Background
I have a complex analytics application using conventional relational setup where different entities are updated using a CRUD model.
However, our system is quite event driven, and it’s becoming a real misery to manage history, and apply data migrations respecting that history.
So we’re moving toward a quasi-noSQL approach in which I’m using JSON to represent data with a linked list of patches representing the history.
As far as data structure goes it’s a very elegant solution and will work well with other services. As far as django goes, I’m now struggling to use the ORM.

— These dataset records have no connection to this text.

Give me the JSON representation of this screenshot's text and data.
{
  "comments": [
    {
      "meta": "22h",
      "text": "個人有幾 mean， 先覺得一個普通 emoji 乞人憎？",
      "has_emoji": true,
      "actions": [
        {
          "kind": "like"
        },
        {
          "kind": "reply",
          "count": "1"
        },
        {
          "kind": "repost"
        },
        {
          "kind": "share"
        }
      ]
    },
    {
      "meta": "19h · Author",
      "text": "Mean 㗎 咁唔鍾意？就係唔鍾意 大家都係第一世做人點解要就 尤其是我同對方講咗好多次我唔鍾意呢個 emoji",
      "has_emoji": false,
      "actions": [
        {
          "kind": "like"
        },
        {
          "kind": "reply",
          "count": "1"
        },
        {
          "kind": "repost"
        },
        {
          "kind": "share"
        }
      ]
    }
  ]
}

My database is PostgreSQL.
Situation
Previously I had something like (pseudocode):
class Environment(models.Model):
id = models.UUIDField(primary_key=True, default=uuid.uuid4, editable=False)
class Analysis(models.Model):
created = models.DateTime(auto_now_add=True)
environment = models.ForeignKey(
"myapp.Environment",
blank=True,
null=True,
related_name="analyses",
)
everything_else = models.JSONField()
Whereas I now will have:
class Environment(models.Model):
id = models.UUIDField(primary_key=True, default=uuid.uuid4, editable=False)
class Analysis(models.Model):
created = models.DateTime(auto_now_add=True)
everything = models.JSONField()
Where everything
might be a JSON object looking like…
{
"environment": "2bf94e55-7b47-41ad-b81a-6cce59762160",
"other_stuff": "lots of stuff"
}
Now, I can still totally get the Environment
for a given Analysis
because I have its ID, but if I do something like this (again pseudocode):
for analysis in Analysis.objects.filter(created=today).all():
print(Environment.objects.get(id=analysis.everything['environment'])
I of course get an N+1
error because I’m querying the database for the environment on every iteration.
In a simple script I could put all the ids in a list then do a single query for them all… but that doesn’t work well with all of djangos builtins like API serialiser methods and admin methods. I really want to be able to modify the queryset to get what I want.
Question
Given a queryset like Analysis.objects.filter(created=today).all()
, how can I adjust this queryset to pre-fetch the related environment objects, now that their IDs are in a JSONField?